Does your grow have wet feet? You may be overwatering your cannabis.
Photo by Esteban Lopez
Obviously, your grow needs adequate water, and the medicinal herb is a notoriously thirsty species. But you can have too much of a good thing.
Water is essentially the blood, breath, and bones of your cannabis. So how can there be too much of it? To gain a deeper understanding, let’s take a closer look at what the right amount of watering actually does for the grow.
In proper proportion, water keeps stems strong, leaves breathing, and nutrients flowing properly through your grow.
Xylem tissue pulls water and essential minerals up from the roots, and distributes it to the rest of the plant.
Stomata (small holes) on the leaves release pure water vapor to both cool the plant, and encourage more water uptake from the roots.
Properly hydrated cell walls hold the plant up and expand leaves to their fullest. That means the stomata can do their thing, and the chlorophyll can do its thing, making food for the plant and medicine for the planter.
Plants rely on the vascularity of their cells to stay upright and healthy, but these cell walls aren’t the same as our bones. As they take in more and more water, they strain against one another, and then burst like popped balloons–leading to stress and necrosis.
Remember the stomata? Cannabis ‘breathes’, or rather, transpires by taking in mineralized water at the roots and exuding pure water vapor and carbon dioxide from the leaves. When there’s too much water coming in, the “exhale” portion of transpiration cannot keep up with the influx, and the plant will, after a fashion, drown.
Why isn’t it safe to play in stagnant water? It’s not just the alligators…
Photo by Tuan Lifecolor
Harmful microbes and fungi like the kinds responsible for powdery mildew, root rot, and other nasties thrive in still, very moist environments, and will kill your cannabis if left unchecked.
Proliferation of fungi also means proliferation of fungus gnats–nasty, fast-breeding little flies that spread fungi from pot to pot, and multiply faster than they can be swatted down.
How can you tell if your grow is in danger of drowning? Check for these signs:
Even though you’ll see freakshow cannabis strains like this:
from time to time, pot leaves are pretty iconic for good reason. If you see the edges of those leaves losing their classic serration, and folding downwards and inwards towards the main leaf ‘veins’, you could be looking at massive cell wall failure due to overwatering.
Generally, you want your cannabis to look like a sea of green. While there are black, purple, and even totally white leafed strains–yellowed, browned, and blackened leaves will stand out with other telltale signs of hyperhydration. Any discoloration is cause for alarm, so check grower forums for other pictures of your strain of choice to see whether your weed is struggling.

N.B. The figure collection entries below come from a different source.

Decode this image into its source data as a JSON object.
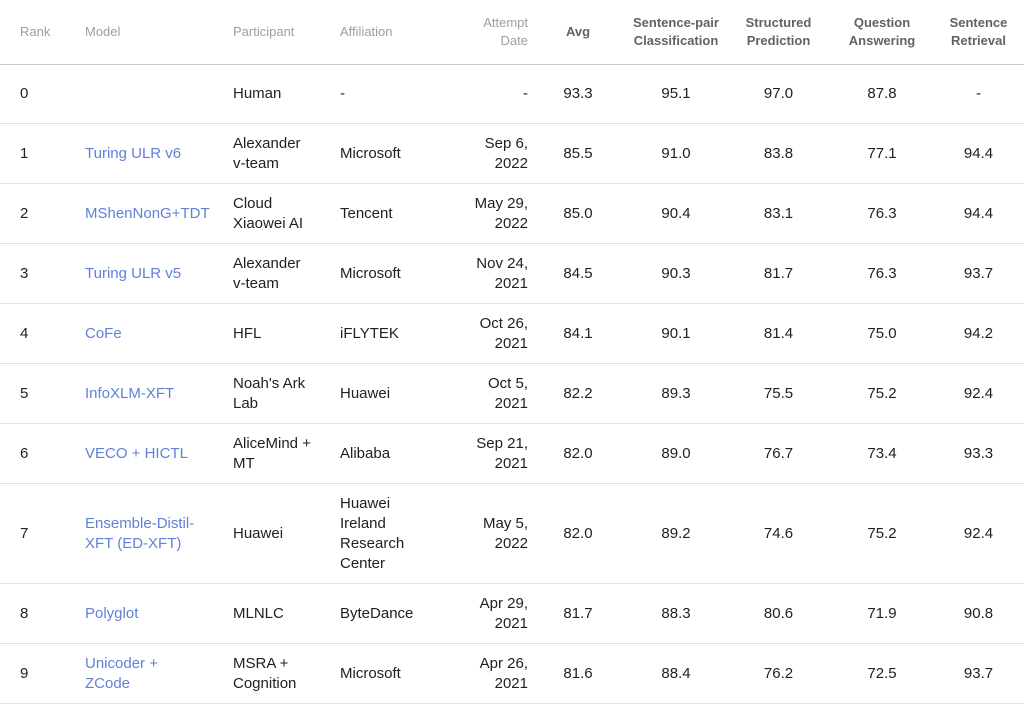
{
  "colors": {
    "link": "#6180d8",
    "body_text": "#202124",
    "header_muted": "#9e9e9e",
    "header_strong": "#5f6368",
    "row_border": "#e2e2e2",
    "header_border": "#c9c9c9",
    "background": "#ffffff"
  },
  "table": {
    "columns": [
      {
        "key": "rank",
        "label": "Rank",
        "align": "left",
        "bold": false
      },
      {
        "key": "model",
        "label": "Model",
        "align": "left",
        "bold": false
      },
      {
        "key": "participant",
        "label": "Participant",
        "align": "left",
        "bold": false
      },
      {
        "key": "affiliation",
        "label": "Affiliation",
        "align": "left",
        "bold": false
      },
      {
        "key": "date",
        "label": "Attempt Date",
        "align": "right",
        "bold": false
      },
      {
        "key": "avg",
        "label": "Avg",
        "align": "center",
        "bold": true
      },
      {
        "key": "spc",
        "label": "Sentence-pair Classification",
        "align": "center",
        "bold": true
      },
      {
        "key": "sp",
        "label": "Structured Prediction",
        "align": "center",
        "bold": true
      },
      {
        "key": "qa",
        "label": "Question Answering",
        "align": "center",
        "bold": true
      },
      {
        "key": "sr",
        "label": "Sentence Retrieval",
        "align": "center",
        "bold": true
      }
    ],
    "rows": [
      {
        "rank": "0",
        "model": "",
        "participant": "Human",
        "affiliation": "-",
        "date": "-",
        "avg": "93.3",
        "spc": "95.1",
        "sp": "97.0",
        "qa": "87.8",
        "sr": "-"
      },
      {
        "rank": "1",
        "model": "Turing ULR v6",
        "participant": "Alexander v-team",
        "affiliation": "Microsoft",
        "date": "Sep 6, 2022",
        "avg": "85.5",
        "spc": "91.0",
        "sp": "83.8",
        "qa": "77.1",
        "sr": "94.4"
      },
      {
        "rank": "2",
        "model": "MShenNonG+TDT",
        "participant": "Cloud Xiaowei AI",
        "affiliation": "Tencent",
        "date": "May 29, 2022",
        "avg": "85.0",
        "spc": "90.4",
        "sp": "83.1",
        "qa": "76.3",
        "sr": "94.4"
      },
      {
        "rank": "3",
        "model": "Turing ULR v5",
        "participant": "Alexander v-team",
        "affiliation": "Microsoft",
        "date": "Nov 24, 2021",
        "avg": "84.5",
        "spc": "90.3",
        "sp": "81.7",
        "qa": "76.3",
        "sr": "93.7"
      },
      {
        "rank": "4",
        "model": "CoFe",
        "participant": "HFL",
        "affiliation": "iFLYTEK",
        "date": "Oct 26, 2021",
        "avg": "84.1",
        "spc": "90.1",
        "sp": "81.4",
        "qa": "75.0",
        "sr": "94.2"
      },
      {
        "rank": "5",
        "model": "InfoXLM-XFT",
        "participant": "Noah's Ark Lab",
        "affiliation": "Huawei",
        "date": "Oct 5, 2021",
        "avg": "82.2",
        "spc": "89.3",
        "sp": "75.5",
        "qa": "75.2",
        "sr": "92.4"
      },
      {
        "rank": "6",
        "model": "VECO + HICTL",
        "participant": "AliceMind + MT",
        "affiliation": "Alibaba",
        "date": "Sep 21, 2021",
        "avg": "82.0",
        "spc": "89.0",
        "sp": "76.7",
        "qa": "73.4",
        "sr": "93.3"
      },
      {
        "rank": "7",
        "model": "Ensemble-Distil-XFT (ED-XFT)",
        "participant": "Huawei",
        "affiliation": "Huawei Ireland Research Center",
        "date": "May 5, 2022",
        "avg": "82.0",
        "spc": "89.2",
        "sp": "74.6",
        "qa": "75.2",
        "sr": "92.4"
      },
      {
        "rank": "8",
        "model": "Polyglot",
        "participant": "MLNLC",
        "affiliation": "ByteDance",
        "date": "Apr 29, 2021",
        "avg": "81.7",
        "spc": "88.3",
        "sp": "80.6",
        "qa": "71.9",
        "sr": "90.8"
      },
      {
        "rank": "9",
        "model": "Unicoder + ZCode",
        "participant": "MSRA + Cognition",
        "affiliation": "Microsoft",
        "date": "Apr 26, 2021",
        "avg": "81.6",
        "spc": "88.4",
        "sp": "76.2",
        "qa": "72.5",
        "sr": "93.7"
      }
    ]
  }
}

Even though patience is a virtue for any homegrower, weed grows like, well…a weed. Hemp and cannabis are some of the fastest growing plants on the planet, and can grow up to two inches per day during their vegetation stage. If your plants are not focusing on flowering, and you’re not marking up your height chart on a weekly basis? Something could be wrong.
Yellow, stunted, shriveled leaves are the same exact signs you’d expect to see from underwatering your cannabis, or experiencing the dreaded nutrient burn. How are you supposed to tell the difference so you can do the right thing by your homegrow? There are a few more context clues to check.
If you’re seeing shriveling coupled with an extremely heavy plant container, that extra weight is probably excess water! Lift with your legs and check the bottom of the pot for dampness if you can do so safely, and you’ll be better equipped to deal with the problem.
You can also check from the top down to see if your cannabis is hyperhydrated. With freshly washed hands, poke the soil up to your second knuckle. If you can feel definite dampness or wetness, your plant needs you to back away from the watering can.
Discoloration is a common symptom of something wrong–and usually growers tend to think of underwatering before overwatering as the cause. However, both issues will present differently on your cannabis leaves. Underwatering will leave the tips of leaves discolored. Overwatering will manifest as discoloration around the perimeter of the entire leaf. Here’s a fun mnemonic: If the brown surrounds, your weed is drowned.
Who knew the the biggest debate in cereal connoisseurship could come to cannabis? If you’re looking at sad, shriveled leaves, give one of them a little pinch and rub between your fingers. Do you have wetness and staining as the result? That’s overwatering! Dry, jagged crunching and flaking? That means your dank is too dry.
Cannabis that’s getting the right amount of water will be upright (with or without the help of a trellis for heavy yields), will keep an appropriate color for its strain type, and be flexible enough in all above-ground parts to bend when gently pushed, yet stiff enough to snap back into place with no effort.
If too much water is so bad, why is it that hydroponics is a viable option for growing cannabis indoors? Simply put, it’s the bubbles!
Underwater aeration keeps roots oxygenated, and lets the water move enough that refills and proper filtration are all that’s needed to keep things fresh!